The validation rules are enforced in the dataclass __post_init__ methods, so incompatible combinations (e.g. disk_async_read=True with storage="cpu") fail loudly at construction time rather than during a long FWI run.

Memory-saving features

Feature Path Configured by
Eager activation checkpointing impl="eager" top-level use_ckpt / ckpt_chunks on PropTorch
torch.compile on the eager step impl="eager" EagerOptions(use_compile=True, ...)
Boundary saving (GPU / pinned CPU / disk) impl="c" BoundaryOptions(storage="gpu" | "cpu" | "disk", ...)
Asynchronous disk prefetch impl="c" BoundaryOptions(storage="disk", disk_async_read=True, ...)
Chunked checkpointing impl="c" CkptOptions(mode="chunk", chunks=...)
Recursive (fixed-budget) checkpointing impl="c" CkptOptions(mode="recursive", count=...)

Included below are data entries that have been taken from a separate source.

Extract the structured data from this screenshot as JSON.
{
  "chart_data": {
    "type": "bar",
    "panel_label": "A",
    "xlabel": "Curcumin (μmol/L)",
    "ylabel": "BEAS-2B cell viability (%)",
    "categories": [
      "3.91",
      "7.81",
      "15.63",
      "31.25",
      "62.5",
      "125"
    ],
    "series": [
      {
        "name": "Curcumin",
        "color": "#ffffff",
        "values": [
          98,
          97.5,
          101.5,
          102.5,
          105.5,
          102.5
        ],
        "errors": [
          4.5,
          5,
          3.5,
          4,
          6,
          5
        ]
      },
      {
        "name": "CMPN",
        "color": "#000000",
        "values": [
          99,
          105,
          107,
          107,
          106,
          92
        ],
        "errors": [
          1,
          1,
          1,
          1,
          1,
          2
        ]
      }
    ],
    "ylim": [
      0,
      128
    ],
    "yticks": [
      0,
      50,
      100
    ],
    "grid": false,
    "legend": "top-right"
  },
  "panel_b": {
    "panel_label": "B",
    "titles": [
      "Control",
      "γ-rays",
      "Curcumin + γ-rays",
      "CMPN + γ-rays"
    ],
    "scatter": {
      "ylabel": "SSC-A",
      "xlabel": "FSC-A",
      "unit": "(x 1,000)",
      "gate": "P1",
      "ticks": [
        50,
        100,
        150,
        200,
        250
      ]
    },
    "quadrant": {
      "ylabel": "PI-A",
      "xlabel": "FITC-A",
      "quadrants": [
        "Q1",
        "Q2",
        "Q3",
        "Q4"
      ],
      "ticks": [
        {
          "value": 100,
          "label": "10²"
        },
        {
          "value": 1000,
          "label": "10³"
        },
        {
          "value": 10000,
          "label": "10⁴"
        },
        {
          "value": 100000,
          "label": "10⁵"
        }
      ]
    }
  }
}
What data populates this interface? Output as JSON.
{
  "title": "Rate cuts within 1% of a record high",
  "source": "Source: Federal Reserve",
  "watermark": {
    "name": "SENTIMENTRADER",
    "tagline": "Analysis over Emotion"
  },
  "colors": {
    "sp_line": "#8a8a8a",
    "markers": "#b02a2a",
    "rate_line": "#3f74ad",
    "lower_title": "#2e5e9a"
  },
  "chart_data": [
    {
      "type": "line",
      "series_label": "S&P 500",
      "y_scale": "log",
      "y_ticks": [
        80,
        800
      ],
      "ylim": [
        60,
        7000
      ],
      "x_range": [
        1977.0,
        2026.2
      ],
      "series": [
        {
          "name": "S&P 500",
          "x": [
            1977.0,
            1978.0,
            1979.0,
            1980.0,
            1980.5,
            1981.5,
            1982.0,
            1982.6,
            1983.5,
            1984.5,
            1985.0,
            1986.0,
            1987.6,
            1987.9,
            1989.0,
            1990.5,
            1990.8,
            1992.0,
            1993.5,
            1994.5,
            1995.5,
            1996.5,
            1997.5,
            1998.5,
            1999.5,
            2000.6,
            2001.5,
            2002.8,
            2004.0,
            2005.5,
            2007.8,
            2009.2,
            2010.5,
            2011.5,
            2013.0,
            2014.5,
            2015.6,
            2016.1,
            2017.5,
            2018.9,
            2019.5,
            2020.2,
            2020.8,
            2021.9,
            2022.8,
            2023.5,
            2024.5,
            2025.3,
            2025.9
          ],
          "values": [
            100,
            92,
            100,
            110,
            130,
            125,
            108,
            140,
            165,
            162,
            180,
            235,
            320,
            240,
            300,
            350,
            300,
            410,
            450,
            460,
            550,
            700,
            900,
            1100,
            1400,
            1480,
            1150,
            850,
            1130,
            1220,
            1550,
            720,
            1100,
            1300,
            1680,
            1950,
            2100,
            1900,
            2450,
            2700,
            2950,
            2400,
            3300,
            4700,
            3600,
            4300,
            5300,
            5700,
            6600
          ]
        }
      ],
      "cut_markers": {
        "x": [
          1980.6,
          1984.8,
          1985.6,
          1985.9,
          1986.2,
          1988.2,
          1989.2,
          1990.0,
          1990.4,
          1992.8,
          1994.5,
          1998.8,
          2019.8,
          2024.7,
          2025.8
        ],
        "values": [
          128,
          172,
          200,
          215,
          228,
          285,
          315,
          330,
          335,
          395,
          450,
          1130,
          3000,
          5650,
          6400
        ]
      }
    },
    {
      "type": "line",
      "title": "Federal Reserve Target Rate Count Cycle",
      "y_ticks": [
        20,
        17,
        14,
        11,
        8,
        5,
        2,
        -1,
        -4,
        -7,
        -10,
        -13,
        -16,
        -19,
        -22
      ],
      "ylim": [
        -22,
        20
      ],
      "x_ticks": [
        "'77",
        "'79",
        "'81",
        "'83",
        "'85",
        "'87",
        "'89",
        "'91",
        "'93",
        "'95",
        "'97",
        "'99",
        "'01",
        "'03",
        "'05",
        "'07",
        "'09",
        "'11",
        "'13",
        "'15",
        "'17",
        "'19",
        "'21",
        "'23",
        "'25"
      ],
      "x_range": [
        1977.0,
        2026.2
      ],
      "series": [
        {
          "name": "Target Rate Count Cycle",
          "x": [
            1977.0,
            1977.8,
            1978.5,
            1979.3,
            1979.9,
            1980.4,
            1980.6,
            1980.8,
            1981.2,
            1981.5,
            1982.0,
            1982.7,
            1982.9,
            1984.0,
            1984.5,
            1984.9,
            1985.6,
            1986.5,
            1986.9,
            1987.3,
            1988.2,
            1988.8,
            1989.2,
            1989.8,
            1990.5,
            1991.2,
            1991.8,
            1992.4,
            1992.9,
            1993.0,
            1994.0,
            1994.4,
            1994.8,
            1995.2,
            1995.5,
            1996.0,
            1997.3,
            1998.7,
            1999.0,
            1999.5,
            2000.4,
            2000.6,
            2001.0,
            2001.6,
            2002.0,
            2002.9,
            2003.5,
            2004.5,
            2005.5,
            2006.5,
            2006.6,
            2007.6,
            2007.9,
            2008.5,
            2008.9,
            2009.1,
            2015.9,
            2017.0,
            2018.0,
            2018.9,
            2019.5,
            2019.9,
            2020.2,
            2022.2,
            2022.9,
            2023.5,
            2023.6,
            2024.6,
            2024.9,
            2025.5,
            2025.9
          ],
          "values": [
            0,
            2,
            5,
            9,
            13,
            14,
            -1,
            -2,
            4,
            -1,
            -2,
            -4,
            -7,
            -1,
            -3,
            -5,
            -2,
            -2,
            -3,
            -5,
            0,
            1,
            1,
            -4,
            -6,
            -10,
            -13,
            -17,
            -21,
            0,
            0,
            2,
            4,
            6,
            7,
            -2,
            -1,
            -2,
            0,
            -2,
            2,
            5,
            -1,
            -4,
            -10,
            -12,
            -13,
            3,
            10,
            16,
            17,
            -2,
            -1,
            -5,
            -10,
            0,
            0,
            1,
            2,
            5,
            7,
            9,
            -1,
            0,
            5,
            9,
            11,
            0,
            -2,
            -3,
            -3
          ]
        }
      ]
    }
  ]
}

A runnable comparison of these options lives in the Memory · strategies notebook, which exercises full-wavefield, boundary saving, and checkpointing on the same Marmousi shot and prints the per-mode peak GPU / host memory.

Consistency testing

The C memory modes are exercised by test/solver_gradient_mode_suite.py. The suite compares eager gradients against compiled full-wavefield, boundary saving, and checkpoint modes across interior, finite-difference edge, and free-surface source placements, and writes per-mode gradient figures to test/test_outputs/solver_gradient_mode_suite/.